夜明け前の外気に肌寒さを感じた。さわやかな秋が近づいている。パソコン講座に向かう山間部では頭を下げ始めた稲穂が風に揺れている。
パソコン講座受講のおばあさんについてきた男の子は4歳。予備のパソコンでペイントのお絵かきをして遊ばせた。線の引き方、色の選び方、塗りつぶしの3つを教え自由にさせた。手が小さく思うようにマウスは握れないが何とかなる。
講座の間合いに見ると見事な模様を描ている。のびのびとマウスを動かす姿はいっぱしの画家にも思える。新しい画面に切り替えると同じように描いていく。ついて教えたやりたいがそれは出来ない。
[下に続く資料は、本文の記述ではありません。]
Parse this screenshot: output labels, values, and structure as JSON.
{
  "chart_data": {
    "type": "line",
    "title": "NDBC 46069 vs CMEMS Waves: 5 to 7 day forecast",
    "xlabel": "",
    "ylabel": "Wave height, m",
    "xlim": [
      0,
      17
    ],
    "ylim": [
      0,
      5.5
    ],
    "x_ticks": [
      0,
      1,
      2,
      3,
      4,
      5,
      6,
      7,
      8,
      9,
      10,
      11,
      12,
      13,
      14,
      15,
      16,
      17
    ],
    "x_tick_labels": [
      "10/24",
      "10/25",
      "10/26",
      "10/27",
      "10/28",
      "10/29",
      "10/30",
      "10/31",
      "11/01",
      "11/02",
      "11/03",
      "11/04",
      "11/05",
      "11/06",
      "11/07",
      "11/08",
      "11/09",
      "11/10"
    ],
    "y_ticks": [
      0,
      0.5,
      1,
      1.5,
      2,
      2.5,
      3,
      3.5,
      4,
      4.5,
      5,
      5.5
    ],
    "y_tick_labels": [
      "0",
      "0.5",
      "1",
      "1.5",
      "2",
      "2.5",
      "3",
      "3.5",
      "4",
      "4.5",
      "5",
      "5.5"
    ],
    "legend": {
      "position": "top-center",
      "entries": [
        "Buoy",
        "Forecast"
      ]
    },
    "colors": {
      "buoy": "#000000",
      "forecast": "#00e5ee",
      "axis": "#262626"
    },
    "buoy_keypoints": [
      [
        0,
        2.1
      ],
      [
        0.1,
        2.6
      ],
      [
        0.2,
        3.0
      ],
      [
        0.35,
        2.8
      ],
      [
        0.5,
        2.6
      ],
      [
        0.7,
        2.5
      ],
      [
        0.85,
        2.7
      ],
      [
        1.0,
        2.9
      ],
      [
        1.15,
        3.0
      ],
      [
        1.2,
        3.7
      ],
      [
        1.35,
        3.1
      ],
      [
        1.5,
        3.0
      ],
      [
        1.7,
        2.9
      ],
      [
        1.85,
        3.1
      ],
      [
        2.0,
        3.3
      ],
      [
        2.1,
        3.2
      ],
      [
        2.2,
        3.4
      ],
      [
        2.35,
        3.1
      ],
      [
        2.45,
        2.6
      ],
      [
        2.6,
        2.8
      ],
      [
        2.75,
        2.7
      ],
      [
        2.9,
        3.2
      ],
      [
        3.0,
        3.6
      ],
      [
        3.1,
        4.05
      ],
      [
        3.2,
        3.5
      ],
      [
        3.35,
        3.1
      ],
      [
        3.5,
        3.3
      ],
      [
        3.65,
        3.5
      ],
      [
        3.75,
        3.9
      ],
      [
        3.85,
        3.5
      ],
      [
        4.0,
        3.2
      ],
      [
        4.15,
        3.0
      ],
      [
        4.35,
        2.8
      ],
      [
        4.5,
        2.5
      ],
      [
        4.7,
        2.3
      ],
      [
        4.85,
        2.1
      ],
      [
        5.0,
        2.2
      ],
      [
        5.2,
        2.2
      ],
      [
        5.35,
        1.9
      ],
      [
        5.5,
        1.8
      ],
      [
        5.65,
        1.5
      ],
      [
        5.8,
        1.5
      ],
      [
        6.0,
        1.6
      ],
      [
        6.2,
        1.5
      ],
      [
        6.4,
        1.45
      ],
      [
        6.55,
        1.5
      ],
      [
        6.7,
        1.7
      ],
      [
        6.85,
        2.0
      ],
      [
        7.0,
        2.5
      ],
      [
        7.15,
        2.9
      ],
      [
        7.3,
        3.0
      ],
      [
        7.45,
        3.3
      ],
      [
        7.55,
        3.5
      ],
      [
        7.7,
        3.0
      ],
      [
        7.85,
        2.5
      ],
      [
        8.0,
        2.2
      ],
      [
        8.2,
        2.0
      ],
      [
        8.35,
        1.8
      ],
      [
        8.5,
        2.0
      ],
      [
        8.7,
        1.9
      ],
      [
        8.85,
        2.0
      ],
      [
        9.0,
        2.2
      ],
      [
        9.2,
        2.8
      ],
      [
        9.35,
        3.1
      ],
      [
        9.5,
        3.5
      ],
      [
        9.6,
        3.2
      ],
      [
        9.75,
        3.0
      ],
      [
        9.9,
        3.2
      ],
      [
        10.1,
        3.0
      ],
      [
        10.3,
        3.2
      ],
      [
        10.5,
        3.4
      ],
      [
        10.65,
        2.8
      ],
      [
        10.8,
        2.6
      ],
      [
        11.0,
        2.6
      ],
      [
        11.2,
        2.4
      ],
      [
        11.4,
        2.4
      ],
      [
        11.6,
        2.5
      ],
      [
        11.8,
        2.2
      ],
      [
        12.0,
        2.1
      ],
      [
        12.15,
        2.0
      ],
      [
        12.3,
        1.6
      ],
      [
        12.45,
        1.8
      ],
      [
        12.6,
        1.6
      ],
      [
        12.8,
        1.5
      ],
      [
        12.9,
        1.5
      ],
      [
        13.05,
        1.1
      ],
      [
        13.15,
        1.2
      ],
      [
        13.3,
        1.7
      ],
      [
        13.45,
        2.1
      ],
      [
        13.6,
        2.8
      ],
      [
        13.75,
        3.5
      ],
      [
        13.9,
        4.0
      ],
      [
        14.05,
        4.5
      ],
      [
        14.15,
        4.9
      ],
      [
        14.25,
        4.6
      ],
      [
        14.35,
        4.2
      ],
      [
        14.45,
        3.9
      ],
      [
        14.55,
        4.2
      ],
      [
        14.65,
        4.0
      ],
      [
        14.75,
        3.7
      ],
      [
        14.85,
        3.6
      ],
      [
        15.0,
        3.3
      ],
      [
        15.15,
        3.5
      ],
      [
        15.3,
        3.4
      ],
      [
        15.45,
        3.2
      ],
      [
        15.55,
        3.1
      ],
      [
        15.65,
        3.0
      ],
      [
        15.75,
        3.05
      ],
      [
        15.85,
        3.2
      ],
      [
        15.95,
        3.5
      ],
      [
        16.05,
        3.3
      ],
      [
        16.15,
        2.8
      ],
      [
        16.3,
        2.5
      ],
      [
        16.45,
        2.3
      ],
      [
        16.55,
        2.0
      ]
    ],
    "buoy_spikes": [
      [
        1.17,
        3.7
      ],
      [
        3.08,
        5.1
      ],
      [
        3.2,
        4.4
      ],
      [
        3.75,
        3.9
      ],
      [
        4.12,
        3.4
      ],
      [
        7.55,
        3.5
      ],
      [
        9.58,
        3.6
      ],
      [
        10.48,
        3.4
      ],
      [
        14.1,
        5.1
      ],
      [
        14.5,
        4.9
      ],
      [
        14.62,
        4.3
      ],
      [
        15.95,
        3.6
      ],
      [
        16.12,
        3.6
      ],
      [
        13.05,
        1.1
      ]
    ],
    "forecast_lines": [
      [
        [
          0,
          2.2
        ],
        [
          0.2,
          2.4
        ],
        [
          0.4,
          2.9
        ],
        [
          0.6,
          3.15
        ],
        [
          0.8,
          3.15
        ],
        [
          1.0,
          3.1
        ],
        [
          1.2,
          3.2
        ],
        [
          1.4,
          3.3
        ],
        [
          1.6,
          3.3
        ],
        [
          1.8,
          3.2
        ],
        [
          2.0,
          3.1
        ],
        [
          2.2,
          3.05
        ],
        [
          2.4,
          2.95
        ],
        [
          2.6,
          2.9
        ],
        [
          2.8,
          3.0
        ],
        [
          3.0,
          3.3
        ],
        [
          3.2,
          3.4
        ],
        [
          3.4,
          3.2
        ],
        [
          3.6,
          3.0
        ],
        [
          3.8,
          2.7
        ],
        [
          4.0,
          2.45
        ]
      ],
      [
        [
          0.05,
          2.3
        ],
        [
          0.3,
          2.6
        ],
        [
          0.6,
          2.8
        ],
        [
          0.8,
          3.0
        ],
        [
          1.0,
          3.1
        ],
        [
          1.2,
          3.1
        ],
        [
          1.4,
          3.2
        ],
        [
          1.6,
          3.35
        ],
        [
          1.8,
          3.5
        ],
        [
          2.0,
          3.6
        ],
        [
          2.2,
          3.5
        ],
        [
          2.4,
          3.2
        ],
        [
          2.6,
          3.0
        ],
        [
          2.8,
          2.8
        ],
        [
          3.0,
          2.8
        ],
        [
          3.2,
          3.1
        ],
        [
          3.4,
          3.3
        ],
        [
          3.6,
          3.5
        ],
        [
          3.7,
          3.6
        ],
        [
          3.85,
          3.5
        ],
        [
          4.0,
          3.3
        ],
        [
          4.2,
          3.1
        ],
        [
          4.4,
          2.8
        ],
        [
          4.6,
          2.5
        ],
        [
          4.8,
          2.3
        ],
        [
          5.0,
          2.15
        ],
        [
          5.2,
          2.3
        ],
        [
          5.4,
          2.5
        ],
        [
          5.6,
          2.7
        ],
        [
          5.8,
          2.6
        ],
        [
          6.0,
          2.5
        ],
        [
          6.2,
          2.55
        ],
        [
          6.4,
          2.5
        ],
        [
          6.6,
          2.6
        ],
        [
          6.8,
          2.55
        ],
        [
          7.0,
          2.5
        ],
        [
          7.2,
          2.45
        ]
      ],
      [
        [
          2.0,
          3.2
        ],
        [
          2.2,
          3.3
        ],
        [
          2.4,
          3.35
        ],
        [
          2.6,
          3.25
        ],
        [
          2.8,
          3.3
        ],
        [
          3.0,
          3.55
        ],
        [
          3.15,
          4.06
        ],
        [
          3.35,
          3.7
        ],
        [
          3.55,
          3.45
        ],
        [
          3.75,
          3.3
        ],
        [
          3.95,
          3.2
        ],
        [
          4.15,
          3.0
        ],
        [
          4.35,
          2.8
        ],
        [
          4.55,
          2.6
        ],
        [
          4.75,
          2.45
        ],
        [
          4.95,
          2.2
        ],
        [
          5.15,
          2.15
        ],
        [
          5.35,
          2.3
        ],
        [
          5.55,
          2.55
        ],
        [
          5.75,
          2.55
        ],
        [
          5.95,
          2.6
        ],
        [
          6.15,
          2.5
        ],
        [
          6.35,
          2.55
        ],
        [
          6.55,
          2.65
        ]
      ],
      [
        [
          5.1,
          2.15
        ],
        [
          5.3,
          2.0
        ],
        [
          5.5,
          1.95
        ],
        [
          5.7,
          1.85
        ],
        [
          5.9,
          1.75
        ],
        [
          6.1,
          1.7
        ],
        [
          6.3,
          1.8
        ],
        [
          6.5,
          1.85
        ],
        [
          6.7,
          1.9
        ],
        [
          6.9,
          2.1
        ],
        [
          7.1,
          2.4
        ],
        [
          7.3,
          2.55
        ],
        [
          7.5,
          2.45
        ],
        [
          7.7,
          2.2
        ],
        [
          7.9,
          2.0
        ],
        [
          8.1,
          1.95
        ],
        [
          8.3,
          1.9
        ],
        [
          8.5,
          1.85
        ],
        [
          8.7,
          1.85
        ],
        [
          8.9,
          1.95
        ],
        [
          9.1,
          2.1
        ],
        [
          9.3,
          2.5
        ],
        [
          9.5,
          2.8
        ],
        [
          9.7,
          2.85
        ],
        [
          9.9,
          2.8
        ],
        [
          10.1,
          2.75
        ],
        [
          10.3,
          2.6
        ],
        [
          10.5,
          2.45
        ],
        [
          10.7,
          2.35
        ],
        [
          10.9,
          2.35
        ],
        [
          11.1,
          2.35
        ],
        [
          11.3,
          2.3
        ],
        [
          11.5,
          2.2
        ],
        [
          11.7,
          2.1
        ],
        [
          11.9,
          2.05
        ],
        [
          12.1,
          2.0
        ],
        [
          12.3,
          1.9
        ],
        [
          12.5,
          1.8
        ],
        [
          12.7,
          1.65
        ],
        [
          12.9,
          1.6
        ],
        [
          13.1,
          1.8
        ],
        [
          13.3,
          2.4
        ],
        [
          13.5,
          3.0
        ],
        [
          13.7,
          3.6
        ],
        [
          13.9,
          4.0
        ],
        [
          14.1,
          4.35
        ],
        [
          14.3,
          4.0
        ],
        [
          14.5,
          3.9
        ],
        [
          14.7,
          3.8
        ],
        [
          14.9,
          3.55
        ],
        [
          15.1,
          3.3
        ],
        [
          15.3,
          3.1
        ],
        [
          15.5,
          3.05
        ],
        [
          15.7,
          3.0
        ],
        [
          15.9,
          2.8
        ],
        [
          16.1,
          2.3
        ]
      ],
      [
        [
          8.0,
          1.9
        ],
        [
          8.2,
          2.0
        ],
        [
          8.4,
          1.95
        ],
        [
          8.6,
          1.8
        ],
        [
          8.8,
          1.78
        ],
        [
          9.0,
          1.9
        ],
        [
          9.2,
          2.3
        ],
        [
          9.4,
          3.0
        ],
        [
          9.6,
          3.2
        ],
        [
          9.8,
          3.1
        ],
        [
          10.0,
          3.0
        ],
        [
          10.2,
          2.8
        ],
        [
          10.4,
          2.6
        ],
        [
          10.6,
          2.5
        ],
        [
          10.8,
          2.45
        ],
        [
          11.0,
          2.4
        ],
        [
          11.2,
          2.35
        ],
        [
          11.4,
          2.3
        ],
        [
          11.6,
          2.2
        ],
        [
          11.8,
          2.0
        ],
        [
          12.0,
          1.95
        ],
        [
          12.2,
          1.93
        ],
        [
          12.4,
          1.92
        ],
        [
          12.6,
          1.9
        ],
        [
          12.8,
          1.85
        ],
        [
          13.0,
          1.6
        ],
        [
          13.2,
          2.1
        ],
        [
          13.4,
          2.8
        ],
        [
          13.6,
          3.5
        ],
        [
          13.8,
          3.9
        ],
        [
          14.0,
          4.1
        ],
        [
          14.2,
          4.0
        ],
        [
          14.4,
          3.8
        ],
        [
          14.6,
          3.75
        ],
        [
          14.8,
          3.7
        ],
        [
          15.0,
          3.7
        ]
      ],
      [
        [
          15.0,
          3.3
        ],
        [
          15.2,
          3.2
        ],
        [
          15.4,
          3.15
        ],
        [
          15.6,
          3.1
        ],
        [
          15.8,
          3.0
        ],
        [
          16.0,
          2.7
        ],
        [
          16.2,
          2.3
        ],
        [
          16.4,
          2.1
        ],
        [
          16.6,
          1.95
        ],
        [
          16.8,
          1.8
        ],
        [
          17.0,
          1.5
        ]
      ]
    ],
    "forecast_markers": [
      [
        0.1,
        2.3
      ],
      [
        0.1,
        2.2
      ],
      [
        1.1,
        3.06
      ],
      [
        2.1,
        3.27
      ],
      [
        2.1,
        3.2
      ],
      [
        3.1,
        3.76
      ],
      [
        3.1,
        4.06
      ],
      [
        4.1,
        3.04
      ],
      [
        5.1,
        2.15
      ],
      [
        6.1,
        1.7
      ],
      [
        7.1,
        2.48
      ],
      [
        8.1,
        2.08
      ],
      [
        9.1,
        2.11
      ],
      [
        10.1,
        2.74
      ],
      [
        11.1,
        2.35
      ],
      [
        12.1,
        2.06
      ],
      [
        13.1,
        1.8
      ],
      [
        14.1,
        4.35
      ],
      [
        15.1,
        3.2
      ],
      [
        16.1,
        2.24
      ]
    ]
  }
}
マウスを無心に動かす子どもをみていて、あるお母さんから聞いた息子さんの話を思い出した。息子さんは現役の小学校の先生をしておられる。
希望の教師の職に就け喜んでいた。が、最近は教委へ提出する資料の作成に時間をとられ、教師本来の「子どものため」の仕事時間が充分取れない。農作業に変わろうかなどと悩んでおられる、そんな内容だった。
先生の教委向け資料作成が多いという話はやはりそうかと感じた。五輪メダリスト育成ほどの指導は望まないにしても、義務教育の子らの色々な芽を見つけそれを伸ばす教育をして欲しい、目の前にいる子らのために、4歳の男の子の自由画を見ながら思っている。